While cloud storage outages are infrequent, they are extremely disruptive. CloudFS uniquely allows organizations to mirror data across two object stores, reading from and writing to the primary store, while also writing to the secondary store in real time.
In the event of an outage, CloudFS will failover to the secondary store, reading and writing to it while the primary store is unavailable. This allows business operations to continue uninterrupted. Once the outage is resolved, CloudFS will sync new and changed data as operations switch back to the primary store.
Data Encryption and Privacy
Military-grade AES-256-CBC encryption is used to encrypt data stored at the edge and in the cloud.
Transport layer security (TLS/SSL) encryption technology securely transmits data over the network between local nodes and the cloud.
Panzura CloudFS uses the following standards-based encryption:
- AES-256-CBC data encryption technology
- RSA data encryption certificates
- X.509 certificates for HTTPS/TLS/SSL authentication
Encryption Certificates and Keys
Panzura supports Key Management Interoperability Protocol (KMIP) servers for managing encryption certificates. This approach allows organizations to create encryption certificates that align with their specific security policies. Encryption keys are managed by the organization. These are never stored in the cloud, leaving cloud providers unable to read data in CloudFS.

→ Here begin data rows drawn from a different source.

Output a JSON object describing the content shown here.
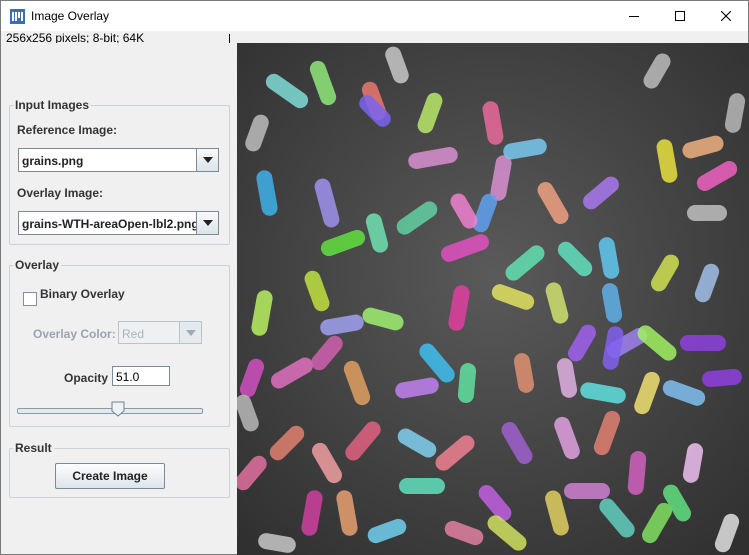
{
  "window": {
    "title": "Image Overlay",
    "info_line": "256x256 pixels; 8-bit; 64K",
    "controls": {
      "minimize": "minimize",
      "maximize": "maximize",
      "close": "close"
    }
  },
  "input_images": {
    "title": "Input Images",
    "reference_label": "Reference Image:",
    "reference_value": "grains.png",
    "overlay_label": "Overlay Image:",
    "overlay_value": "grains-WTH-areaOpen-lbl2.png"
  },
  "overlay": {
    "title": "Overlay",
    "binary_overlay_label": "Binary Overlay",
    "binary_overlay_checked": false,
    "color_label": "Overlay Color:",
    "color_value": "Red",
    "opacity_label": "Opacity",
    "opacity_value": "51.0",
    "opacity_slider_fraction": 0.51
  },
  "result": {
    "title": "Result",
    "create_button": "Create Image"
  },
  "canvas": {
    "background": "#3c3c3c"
  }
}
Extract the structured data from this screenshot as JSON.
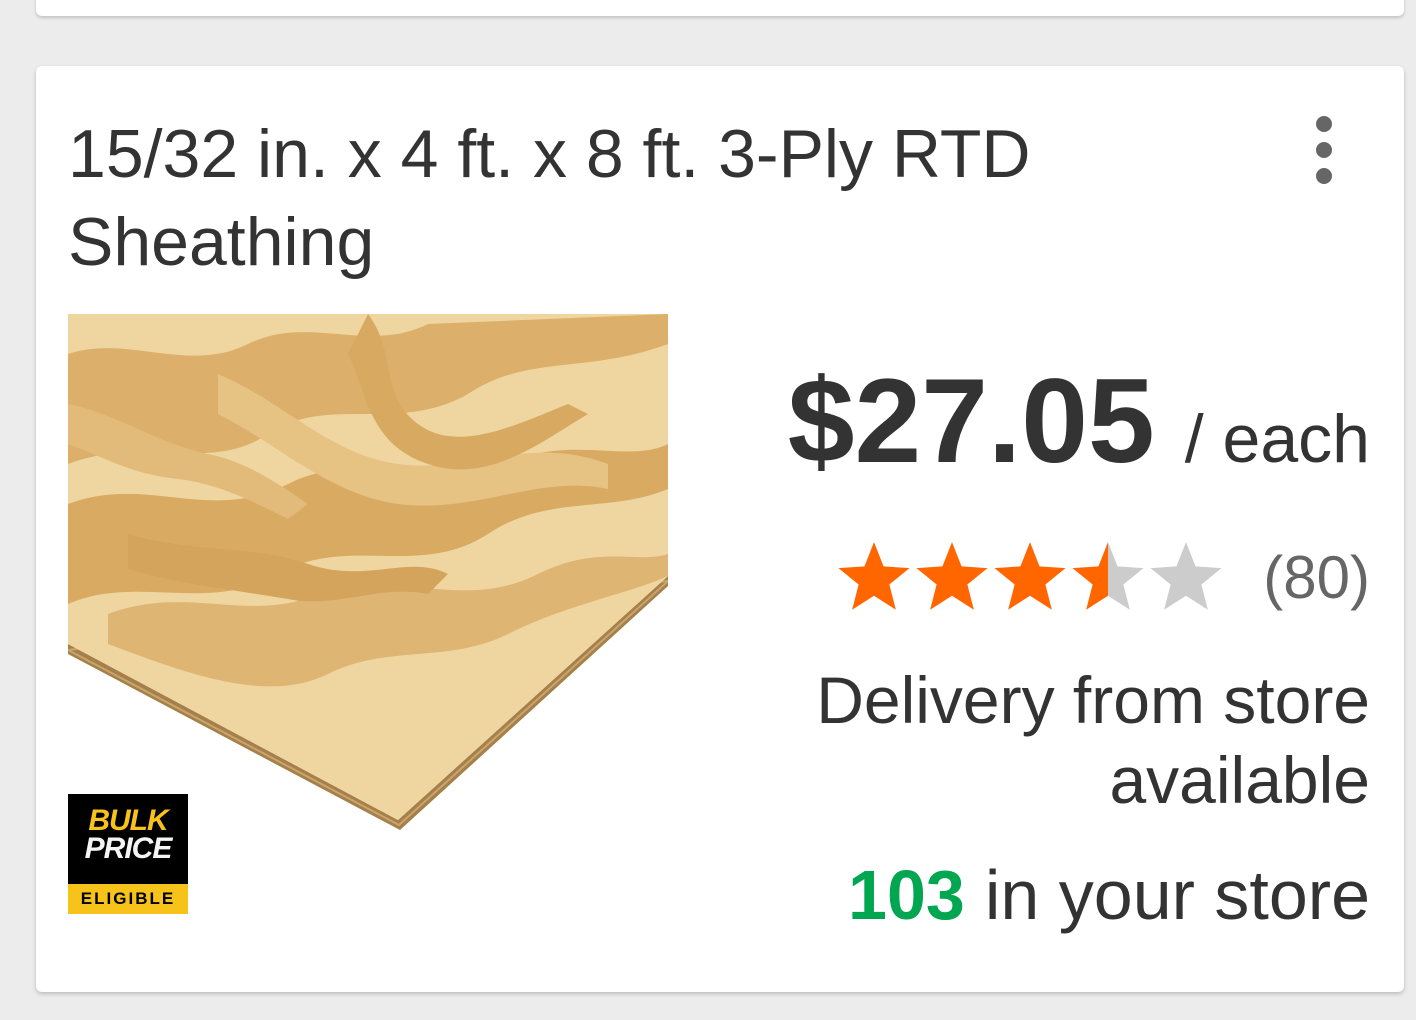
{
  "product": {
    "title": "15/32 in. x 4 ft. x 8 ft. 3-Ply RTD Sheathing",
    "price": "$27.05",
    "unit": "/ each",
    "rating": 3.5,
    "rating_max": 5,
    "review_count": "(80)",
    "delivery_text": "Delivery from store available",
    "stock_count": "103",
    "stock_text": "in your store",
    "image_icon": "plywood-sheet-image"
  },
  "badge": {
    "line1": "BULK",
    "line2": "PRICE",
    "line3": "ELIGIBLE"
  },
  "menu": {
    "icon": "more-vertical-icon"
  },
  "colors": {
    "star_filled": "#ff6600",
    "star_empty": "#cccccc",
    "stock_green": "#00a650",
    "badge_yellow": "#f7c21a",
    "text": "#333333"
  }
}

Panzura further protects data using encryption technology to mask data stored in CloudFS, including directory names, file names, and file data. This obfuscation replaces randomly chosen characters with randomly chosen data – effectively making data unreadable in the event that it is intercepted.
In addition to encryption, Panzura chunks files, deduplicates them, and compresses the results before sending the data to the cloud.
Collectively, these actions ensure that if someone unauthorized were able to access production data in the object store, they would only see completely incoherent strings of characters.
Right To Be Forgotten and Secure Erase
CloudFS Secure Erase makes it possible to delete a file or folder from the global file system – from the edge, to the cloud store, to the snapshots that contain archive copies – so that the contents cannot be restored, even using the most advanced technology available. Secure Erase is the highest purge level that can be attained without physically destroying the disk drives.
Data Auditability and Record Keeping
CloudFS logs each and every action taken on every file within the global file system. This comprehensive logging provides a complete view of user actions taken on within CloudFS.
These logs can be used in conjunction with Panzura’s own data intelligence layer Panzura Data Services, as well as thirdparty data intelligence options such as Splunk to track and alert on unauthorized user access, or data movement between mapped drives.
Proving Compliance and Self-Reporting
Used in conjunction with Panzura Data Services, Splunk or another third-party data intelligence provider, organizations can monitor and track activities that run the risk of infringing upon GDPR rules, such as data spillage from one geographic region to another.
By proving early detection, and being able to prove that spilled data has not been incorrectly accessed or used can avoid the otherwise inevitable fines.